ARTICLE | doi:10.20944/preprints202007.0650.v1
Subject: Mathematics & Computer Science, Other Keywords: Myocarditis; Diagnosis; Convolutional Neural Network; Cardiac MRI; prediction
Online: 26 July 2020 (17:44:05 CEST)
Myocarditis is the form of an inflammation of the middle layer of the heart wall which is caused by a viral infection and can affect the heart muscle and its electrical system. It has remained as one of the most challenging diagnoses in cardiology. Myocardial is the prime cause of unexpected death in approximately 20% of adults less than 40 years of age. Cardiac MRI (CMR) has been considered as a noninvasive and golden standard diagnostic tool for suspected myocarditis and plays an indispensable role in diagnosing various cardiac diseases. However, the performance of CMR is heavily dependent on the clinical presentation and non-specific features such as chest pain, arrhythmia, and heart failure. Besides, other imaging factors like artifacts, technical errors, pulse sequence, acquisition parameters, contrast agent dose, and more importantly qualitatively visual interpretation can affect the result of the diagnosis.
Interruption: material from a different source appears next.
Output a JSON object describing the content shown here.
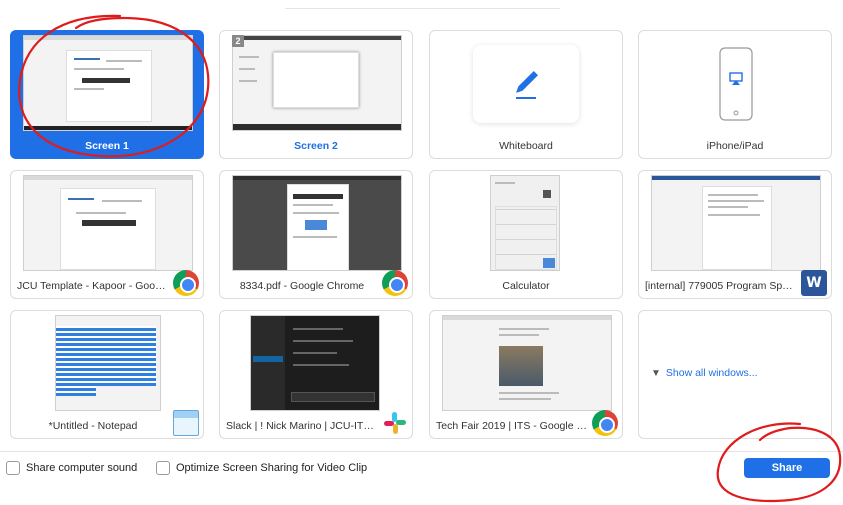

This paper introduces a new deep learning-based model called Convolutional Neural Network-Clustering (CNN-KCL) to diagnose the Myocarditis. The hybrid CNN-KCL method performs the early and accurate diagnosis of Myocarditis. To the best-of-our-knowledge, a Convolutional neural network has never been used before for the diagnosis of Myocarditis. In this study, we used 47 subjects to diagnose myocarditis patients from Tehran's Omid Hospital. The total number of data examined is 10425. Our results demonstrate that CNN-KCL achieves 92.3% in terms of diagnosis myocarditis prediction accuracy which is significantly better than those reported in previous studies.